Special section:Land use options in dry tropical woodland ecosystems in Zimbabwe
2000  Ecological Economics (33): 341-351

The articles included in this special section focus on the ecological and economic interactions of woodland use in Western Zimbabwe. One of the aims was to investigate the use of modelling to achieve integration among disciplines. The integrated model draws on the models in the different papers comprising the special section. The model has five ecological sectors, five sectors covering woodland use by local people and the state forestry organisation, two sectors to cover agriculture, one sector for population growth and land use, a sector to cover carbon sequestration, and a sector to calculate net present values of the various uses. The state has usually attempted to keep people and their livestock out of the state forest.

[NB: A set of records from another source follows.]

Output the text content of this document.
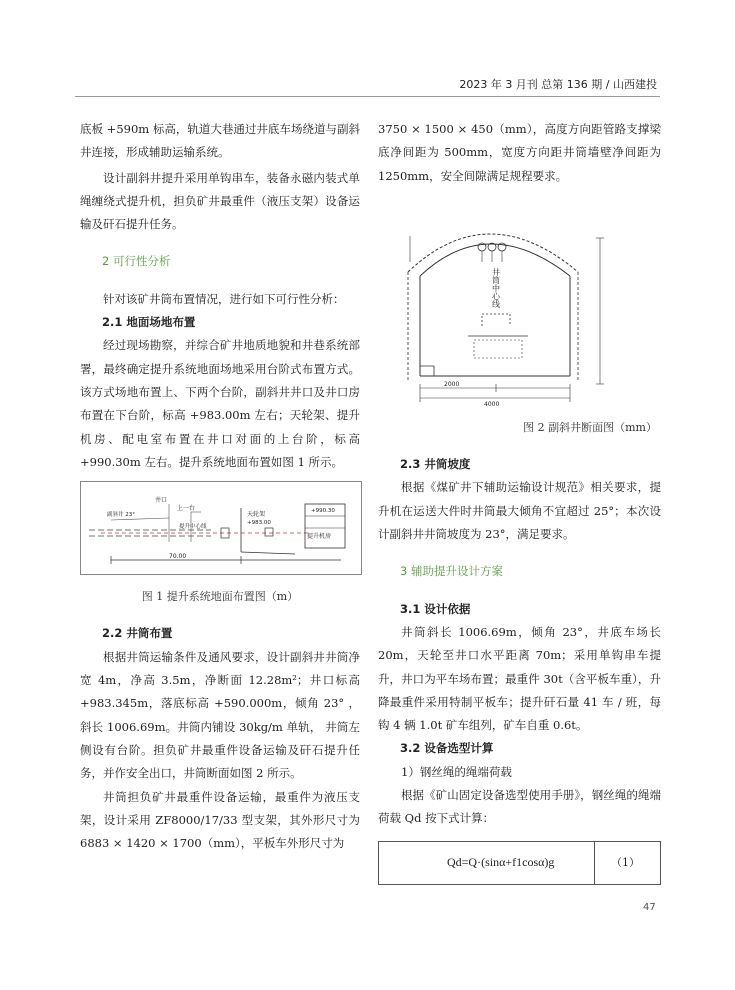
2023 年 3 月刊 总第 136 期 / 山西建投

底板 +590m 标高，轨道大巷通过井底车场绕道与副斜井连接，形成辅助运输系统。

设计副斜井提升采用单钩串车，装备永磁内装式单绳缠绕式提升机，担负矿井最重件（液压支架）设备运输及矸石提升任务。

2 可行性分析

针对该矿井筒布置情况，进行如下可行性分析：

2.1 地面场地布置

经过现场勘察，并综合矿井地质地貌和井巷系统部署，最终确定提升系统地面场地采用台阶式布置方式。该方式场地布置上、下两个台阶，副斜井井口及井口房布置在下台阶，标高 +983.00m 左右；天轮架、提升机房、配电室布置在井口对面的上台阶，标高 +990.30m 左右。提升系统地面布置如图 1 所示。

井口
上一台
副斜井 23°
提升中心线
天轮架
+983.00
+990.30
提升机房
70.00
图 1 提升系统地面布置图（m）
2.2 井筒布置

根据井筒运输条件及通风要求，设计副斜井井筒净宽 4m，净高 3.5m，净断面 12.28m²；井口标高 +983.345m，落底标高 +590.000m，倾角 23° ，斜长 1006.69m。井筒内铺设 30kg/m 单轨， 井筒左侧设有台阶。担负矿井最重件设备运输及矸石提升任务，并作安全出口，井筒断面如图 2 所示。

井筒担负矿井最重件设备运输，最重件为液压支架，设计采用 ZF8000/17/33 型支架，其外形尺寸为 6883 × 1420 × 1700（mm），平板车外形尺寸为

3750 × 1500 × 450（mm），高度方向距管路支撑梁底净间距为 500mm，宽度方向距井筒墙壁净间距为 1250mm，安全间隙满足规程要求。

井筒中心线
2000
4000
图 2 副斜井断面图（mm）
2.3 井筒坡度

根据《煤矿井下辅助运输设计规范》相关要求，提升机在运送大件时井筒最大倾角不宜超过 25°；本次设计副斜井井筒坡度为 23°，满足要求。

3 辅助提升设计方案
3.1 设计依据

井筒斜长 1006.69m，倾角 23°，井底车场长 20m，天轮至井口水平距离 70m；采用单钩串车提升，井口为平车场布置；最重件 30t（含平板车重），升降最重件采用特制平板车；提升矸石量 41 车 / 班，每钩 4 辆 1.0t 矿车组列，矿车自重 0.6t。

3.2 设备选型计算

1）钢丝绳的绳端荷载

根据《矿山固定设备选型使用手册》，钢丝绳的绳端荷载 Qd 按下式计算：

Qd=Q·(sinα+f1cosα)g	（1）
47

We show that the private benefits of cropland may be greater than those related to state or local use of the woodland, but further work is required to incorporate the public costs of subsidies to cropland, and the public benefits of woodland services. Livestock production in the woodlands is compatible with woodland management, both from economic and ecological perspectives. Expulsion of forest 1 dwellers from the state forest makes little ecological impact on the woodland, and does not improve the economic value of the woodland to the state. However, if the Forestry Commission relaxes the current control on in-migration, it is likely that the woodland will be rapidly depleted in the face of massive in-migration. Modelling is seen as a framework for integration of ecological and economic issues, but further work is required to incorporate institutional perspectives from the sociological and anthropological disciplines.